It Will Never Work in Theory

Using topic modelling to understand requirements

Posted Aug 23, 2012 by Neil Ernst

| Organizational Studies | Quantitative Studies |

Abram Hindle and Thomas Zimmerman, "Do Topics Extracted from Requirements Make Sense to Managers and Developers?", International Conference on Software Maintenance, 2012.

Disclosure: Abram and I have collaborated on a somewhat related paper.

Large organizations like Microsoft tend to rely on formal requirements documentation in order to specify and design the software products that they develop. These documents are meant to be tightly coupled with the actual implementation of the features they describe. In this paper we evaluate the value of high-level topic-based requirements traceability in the version control system, using Latent Dirichlet Allocation (LDA). We evaluate LDA topics on practitioners and check if the topics and trends extracted matches the perception that Program Managers and Developers have about the effort put into addressing certain topics. We found that effort extracted from version control that was relevant to a topic often matched the perception of the managers and developers of what occurred at the time. Furthermore we found evidence that many of the identified topics made sense to practitioners and matched their perception of what occurred. But for some topics, we found that practitioners had difficulty interpreting and labelling them. In summary, we investigate the high-level traceability of requirements topics to version control commits via topic analysis and validate with the actual stakeholders the relevance of these topics extracted from requirements.

A holy grail of software research is to (automatically) relate the business value of the software feature to the code implementing that feature, known as requirements traceability.
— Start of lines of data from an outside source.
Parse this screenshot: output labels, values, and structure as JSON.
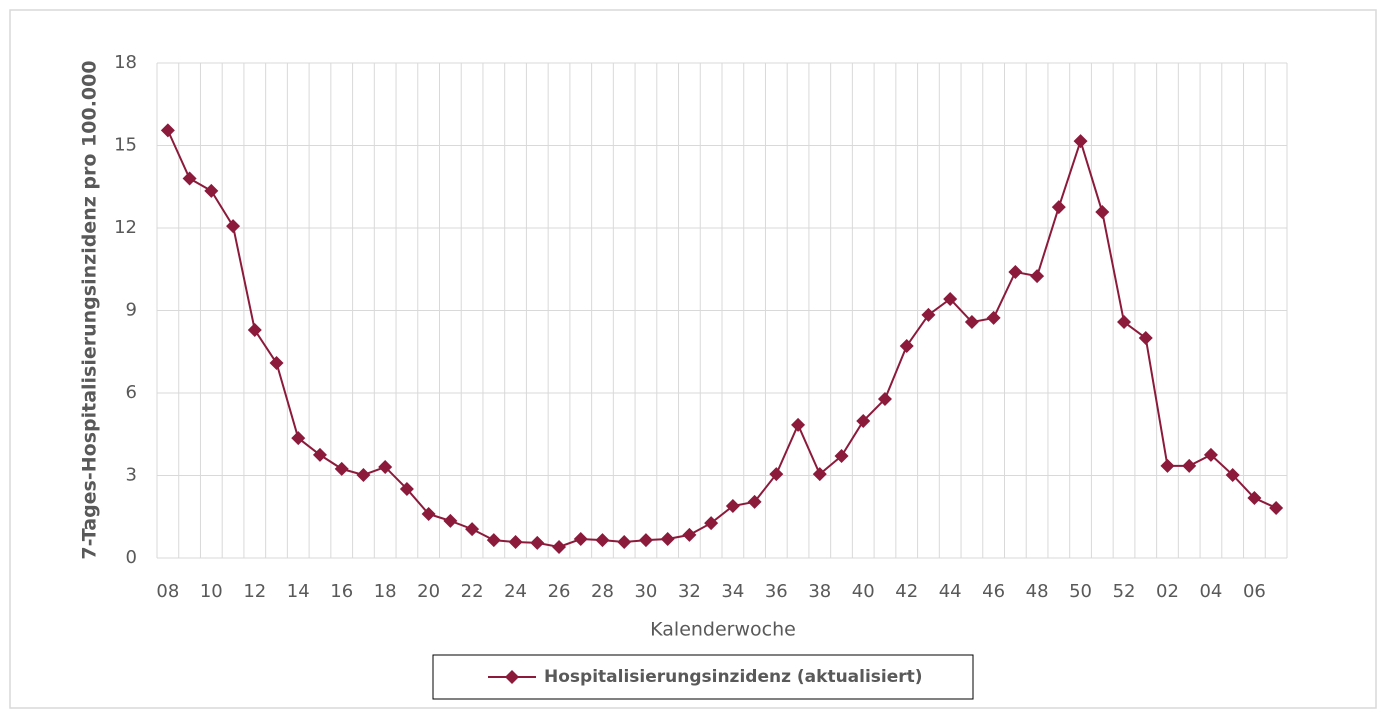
{
  "chart_data": {
    "type": "line",
    "x_label": "Kalenderwoche",
    "y_label": "7-Tages-Hospitalisierungsinzidenz pro 100.000",
    "categories": [
      "08",
      null,
      "10",
      null,
      "12",
      null,
      "14",
      null,
      "16",
      null,
      "18",
      null,
      "20",
      null,
      "22",
      null,
      "24",
      null,
      "26",
      null,
      "28",
      null,
      "30",
      null,
      "32",
      null,
      "34",
      null,
      "36",
      null,
      "38",
      null,
      "40",
      null,
      "42",
      null,
      "44",
      null,
      "46",
      null,
      "48",
      null,
      "50",
      null,
      "52",
      null,
      "02",
      null,
      "04",
      null,
      "06",
      null
    ],
    "series": [
      {
        "name": "Hospitalisierungsinzidenz (aktualisiert)",
        "color": "#8b1a3b",
        "values": [
          15.55,
          13.8,
          13.35,
          12.07,
          8.29,
          7.09,
          4.36,
          3.75,
          3.24,
          3.02,
          3.31,
          2.51,
          1.6,
          1.35,
          1.05,
          0.65,
          0.58,
          0.55,
          0.4,
          0.69,
          0.65,
          0.58,
          0.65,
          0.69,
          0.84,
          1.27,
          1.89,
          2.04,
          3.05,
          4.84,
          3.05,
          3.71,
          4.98,
          5.78,
          7.71,
          8.84,
          9.42,
          8.58,
          8.73,
          10.4,
          10.25,
          12.76,
          15.16,
          12.58,
          8.58,
          8.0,
          3.35,
          3.35,
          3.75,
          3.02,
          2.18,
          1.82
        ]
      }
    ],
    "ylim": [
      0,
      18
    ],
    "yticks": [
      0,
      3,
      6,
      9,
      12,
      15,
      18
    ],
    "grid": true
  }
}
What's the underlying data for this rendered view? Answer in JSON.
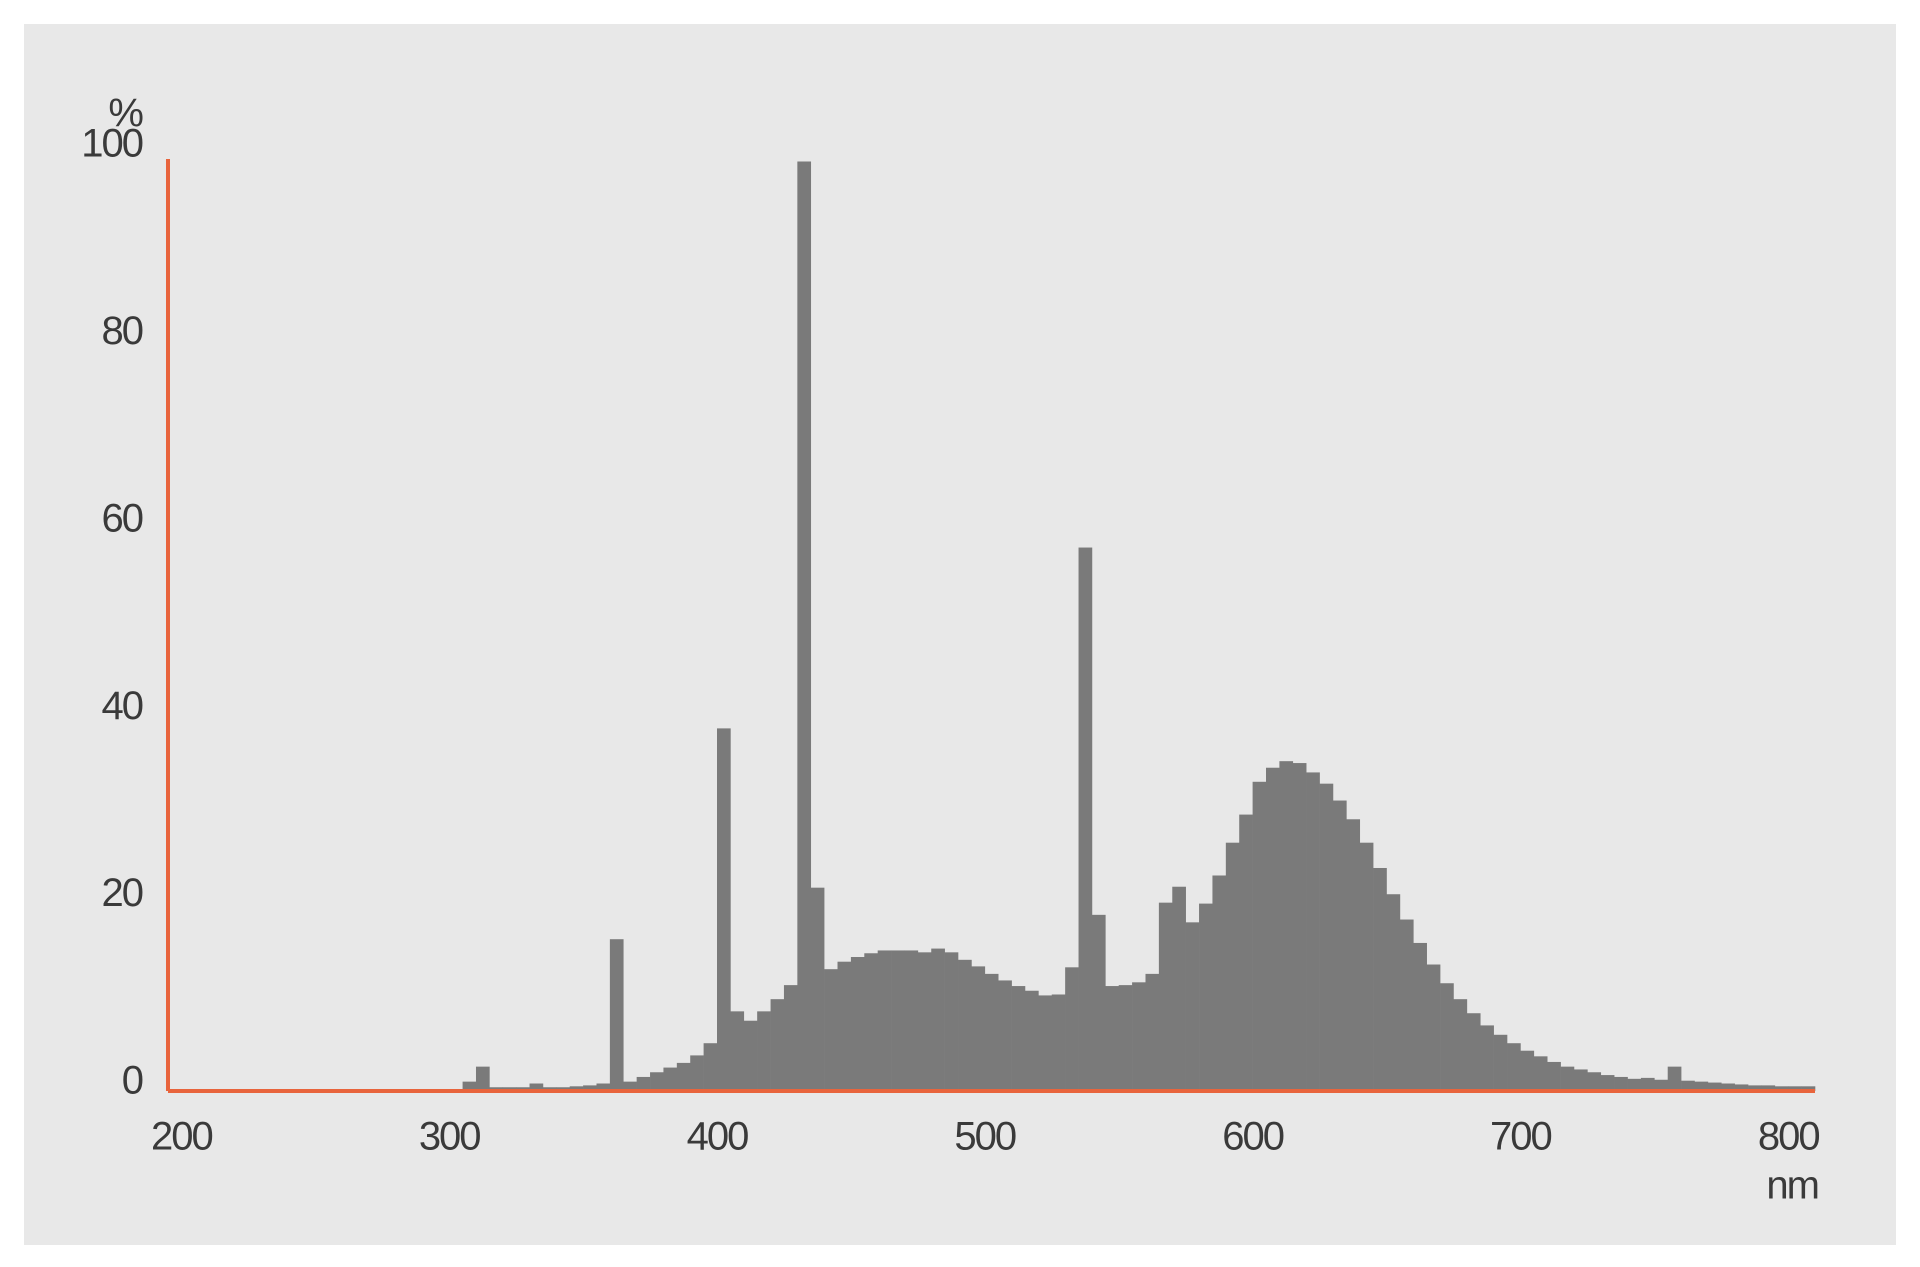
{
  "chart_data": {
    "type": "histogram",
    "ylabel": "%",
    "xlabel": "nm",
    "bins": [
      300,
      305,
      310,
      315,
      320,
      325,
      330,
      335,
      340,
      345,
      350,
      355,
      360,
      365,
      370,
      375,
      380,
      385,
      390,
      395,
      400,
      405,
      410,
      415,
      420,
      425,
      430,
      435,
      440,
      445,
      450,
      455,
      460,
      465,
      470,
      475,
      480,
      485,
      490,
      495,
      500,
      505,
      510,
      515,
      520,
      525,
      530,
      535,
      540,
      545,
      550,
      555,
      560,
      565,
      570,
      575,
      580,
      585,
      590,
      595,
      600,
      605,
      610,
      615,
      620,
      625,
      630,
      635,
      640,
      645,
      650,
      655,
      660,
      665,
      670,
      675,
      680,
      685,
      690,
      695,
      700,
      705,
      710,
      715,
      720,
      725,
      730,
      735,
      740,
      745,
      750,
      755,
      760,
      765,
      770,
      775,
      780,
      785,
      790,
      795,
      800,
      805,
      810
    ],
    "counts": [
      0.2,
      1,
      2.6,
      0.4,
      0.4,
      0.4,
      0.8,
      0.4,
      0.4,
      0.5,
      0.6,
      0.8,
      16.2,
      1,
      1.5,
      2,
      2.5,
      3,
      3.8,
      5.1,
      38.7,
      8.5,
      7.5,
      8.5,
      9.8,
      11.3,
      99.2,
      21.7,
      13,
      13.8,
      14.3,
      14.7,
      15,
      15,
      15,
      14.8,
      15.2,
      14.8,
      14,
      13.3,
      12.5,
      11.8,
      11.2,
      10.7,
      10.2,
      10.3,
      13.2,
      58,
      18.8,
      11.2,
      11.3,
      11.6,
      12.5,
      20.1,
      21.8,
      18,
      20,
      23,
      26.5,
      29.5,
      33,
      34.5,
      35.2,
      35,
      34,
      32.8,
      31,
      29,
      26.5,
      23.8,
      21,
      18.3,
      15.8,
      13.5,
      11.5,
      9.8,
      8.3,
      7,
      6,
      5.1,
      4.3,
      3.7,
      3.1,
      2.6,
      2.3,
      2,
      1.7,
      1.5,
      1.3,
      1.4,
      1.2,
      2.6,
      1.1,
      1,
      0.9,
      0.8,
      0.7,
      0.6,
      0.6,
      0.5,
      0.5,
      0.5
    ],
    "color": "#7a7a7a",
    "axis_color": "#e8643c",
    "xlim": [
      195,
      810
    ],
    "xticks": [
      200,
      300,
      400,
      500,
      600,
      700,
      800
    ],
    "ylim": [
      0,
      100
    ],
    "yticks": [
      0,
      20,
      40,
      60,
      80,
      100
    ],
    "grid": false
  }
}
All sorts of benefits are posited to result from this, including the ability to tell whether your customer's needs are met.

One approach to this is to use an information retrieval technique called topic modelling. Topic modelling generates word distributions for a set of documents, like requirements specifications. One of the problems with topic modelling is that the topics are presented as lists of seemingly unrelated words, and the content of these topics must be captured with a descriptive label. In this paper the authors assess whether developers at Microsoft find the topics easy to label and understand.

What they discovered was that the study participants agreed with the proposed linkages between requirements topics and commits, but that the topics were difficult to label without being customized to the individual developer. Program managers seemed to find the topics more comprehensible, possibly because they deal with a wider array of features in their work. Further use of topic modelling in this area seems to require labelling by domain experts before being widely applicable to the traceability problem.